July 22, 2004
Tifton- Some use clay and some use stone-- just about anything to express their creativity.
If a difference between a man and a boy is how he organizes his toys, then Garrett Barati remains a boy at 30. "Have an idea. I want to share that idea with others. What's the best way for me to do it?"
He can't fail with forty-thousand Lego pieces to use, plus a love affair built out of necessity. As a kid, he wanted space toys, but didn't get them. He wanted other toys like transformers, but didn't get those either. His parents gave him Legos instead, and he had to create them.
Now, decades later, he has become an artist who uses the popular toy in his creative projects where he concentrates on details. "They make people remember things and it tells a story," he said.
He creates a town, the centerpiece of his show, a happy town safe for a little girl to ride, with a real main street with stores and cars.
"The car is so cool, neato." Six year-old Tyler Donald immediately saw the finer elements, the details in Garrett's creations. "Rat, white rat."
"It reminds him there's a world under the depot," said the artist. With life above, creating a worker who enjoys his job at the train depot.

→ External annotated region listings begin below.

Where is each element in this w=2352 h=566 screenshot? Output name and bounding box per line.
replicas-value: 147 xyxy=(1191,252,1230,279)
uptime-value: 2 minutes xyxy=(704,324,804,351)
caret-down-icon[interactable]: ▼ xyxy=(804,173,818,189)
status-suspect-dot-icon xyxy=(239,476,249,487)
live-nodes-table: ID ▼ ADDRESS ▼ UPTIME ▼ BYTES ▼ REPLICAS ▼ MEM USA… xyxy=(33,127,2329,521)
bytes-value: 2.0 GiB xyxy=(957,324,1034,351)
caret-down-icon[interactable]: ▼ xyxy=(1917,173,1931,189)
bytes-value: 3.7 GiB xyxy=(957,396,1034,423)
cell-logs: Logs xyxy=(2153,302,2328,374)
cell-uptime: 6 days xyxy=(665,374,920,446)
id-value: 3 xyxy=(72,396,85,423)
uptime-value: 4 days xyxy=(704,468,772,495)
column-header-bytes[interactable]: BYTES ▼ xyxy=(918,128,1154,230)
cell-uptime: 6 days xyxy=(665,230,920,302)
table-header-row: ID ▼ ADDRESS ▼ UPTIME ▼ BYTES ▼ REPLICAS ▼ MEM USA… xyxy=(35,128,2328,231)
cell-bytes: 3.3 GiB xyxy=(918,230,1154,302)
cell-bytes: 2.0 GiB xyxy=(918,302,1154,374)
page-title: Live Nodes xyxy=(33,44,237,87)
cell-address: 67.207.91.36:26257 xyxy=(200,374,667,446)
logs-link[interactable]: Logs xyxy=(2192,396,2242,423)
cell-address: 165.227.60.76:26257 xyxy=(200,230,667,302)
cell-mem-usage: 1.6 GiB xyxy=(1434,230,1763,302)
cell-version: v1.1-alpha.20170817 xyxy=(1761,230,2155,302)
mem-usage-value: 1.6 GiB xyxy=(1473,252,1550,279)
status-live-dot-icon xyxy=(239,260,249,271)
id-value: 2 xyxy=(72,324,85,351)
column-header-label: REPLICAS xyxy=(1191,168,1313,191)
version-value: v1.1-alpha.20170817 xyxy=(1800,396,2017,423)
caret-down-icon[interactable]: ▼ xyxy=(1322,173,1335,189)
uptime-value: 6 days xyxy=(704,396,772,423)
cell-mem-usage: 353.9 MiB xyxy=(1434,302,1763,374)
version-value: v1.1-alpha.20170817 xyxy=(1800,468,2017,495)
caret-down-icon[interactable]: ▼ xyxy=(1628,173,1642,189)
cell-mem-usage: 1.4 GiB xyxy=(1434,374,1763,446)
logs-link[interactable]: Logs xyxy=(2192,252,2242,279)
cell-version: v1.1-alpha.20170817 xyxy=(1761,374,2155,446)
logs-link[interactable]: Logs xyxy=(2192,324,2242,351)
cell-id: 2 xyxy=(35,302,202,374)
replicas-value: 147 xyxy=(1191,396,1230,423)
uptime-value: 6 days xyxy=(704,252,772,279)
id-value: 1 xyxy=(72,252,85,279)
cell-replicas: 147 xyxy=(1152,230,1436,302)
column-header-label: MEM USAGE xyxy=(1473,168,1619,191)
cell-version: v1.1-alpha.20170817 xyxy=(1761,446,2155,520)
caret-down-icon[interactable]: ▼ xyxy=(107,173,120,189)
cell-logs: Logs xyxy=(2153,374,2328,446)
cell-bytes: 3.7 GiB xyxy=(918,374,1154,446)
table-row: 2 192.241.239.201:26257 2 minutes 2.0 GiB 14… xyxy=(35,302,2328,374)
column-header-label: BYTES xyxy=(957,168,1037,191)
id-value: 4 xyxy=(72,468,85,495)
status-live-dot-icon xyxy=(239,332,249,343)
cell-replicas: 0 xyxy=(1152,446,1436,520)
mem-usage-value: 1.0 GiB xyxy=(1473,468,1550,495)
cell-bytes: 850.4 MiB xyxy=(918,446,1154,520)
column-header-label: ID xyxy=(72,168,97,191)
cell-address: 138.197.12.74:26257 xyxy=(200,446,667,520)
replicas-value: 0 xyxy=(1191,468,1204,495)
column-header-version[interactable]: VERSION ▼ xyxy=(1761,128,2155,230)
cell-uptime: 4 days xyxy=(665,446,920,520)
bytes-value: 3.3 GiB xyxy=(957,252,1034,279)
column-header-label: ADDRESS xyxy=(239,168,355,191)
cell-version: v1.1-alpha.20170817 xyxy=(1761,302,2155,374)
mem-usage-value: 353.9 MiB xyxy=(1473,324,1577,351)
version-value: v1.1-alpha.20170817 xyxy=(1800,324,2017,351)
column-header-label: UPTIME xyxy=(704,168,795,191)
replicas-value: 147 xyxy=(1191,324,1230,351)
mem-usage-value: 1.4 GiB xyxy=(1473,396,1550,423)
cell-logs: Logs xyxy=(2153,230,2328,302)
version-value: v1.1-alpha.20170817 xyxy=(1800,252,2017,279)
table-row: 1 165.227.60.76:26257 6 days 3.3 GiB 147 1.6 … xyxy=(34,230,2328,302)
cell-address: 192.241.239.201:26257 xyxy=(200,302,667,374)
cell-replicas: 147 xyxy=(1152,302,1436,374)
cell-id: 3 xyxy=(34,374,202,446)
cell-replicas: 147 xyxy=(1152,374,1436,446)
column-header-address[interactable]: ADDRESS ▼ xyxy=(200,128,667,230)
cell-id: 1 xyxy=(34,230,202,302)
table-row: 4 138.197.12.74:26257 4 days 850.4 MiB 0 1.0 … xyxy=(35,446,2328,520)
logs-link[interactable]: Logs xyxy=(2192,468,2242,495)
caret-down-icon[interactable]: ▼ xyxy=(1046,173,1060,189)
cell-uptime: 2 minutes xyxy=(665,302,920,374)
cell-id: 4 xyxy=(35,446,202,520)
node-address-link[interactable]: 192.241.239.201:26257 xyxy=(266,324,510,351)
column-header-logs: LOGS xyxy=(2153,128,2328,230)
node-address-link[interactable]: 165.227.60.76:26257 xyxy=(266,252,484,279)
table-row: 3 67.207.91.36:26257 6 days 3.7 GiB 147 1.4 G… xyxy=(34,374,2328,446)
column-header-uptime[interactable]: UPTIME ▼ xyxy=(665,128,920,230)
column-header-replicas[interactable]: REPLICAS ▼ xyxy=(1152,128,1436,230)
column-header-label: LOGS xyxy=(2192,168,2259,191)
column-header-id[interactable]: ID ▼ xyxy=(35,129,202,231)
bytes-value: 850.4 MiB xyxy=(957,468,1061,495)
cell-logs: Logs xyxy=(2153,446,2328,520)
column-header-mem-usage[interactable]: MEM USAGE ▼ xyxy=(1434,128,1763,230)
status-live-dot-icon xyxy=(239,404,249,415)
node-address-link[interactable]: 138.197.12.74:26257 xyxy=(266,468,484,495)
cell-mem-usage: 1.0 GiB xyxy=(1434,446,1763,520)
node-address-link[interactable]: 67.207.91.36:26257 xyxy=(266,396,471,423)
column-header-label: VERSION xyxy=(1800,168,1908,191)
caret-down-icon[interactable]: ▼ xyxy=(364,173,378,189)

Garrett wants viewers, like Tyler, to forget about the Lego pieces and see a story that can include drama. "He's going to walk the plank."
Someone having a bad day on the pirate ship. "I'm sailing the sea."
A place where imagination sails through the minds of kids of all ages, where Lego pieces become more than plastic parts. "Bye, bye; Had a great time."
The Lego exhibit continues through Saturday from one to six at the Tifton Museum of Arts and Heritage.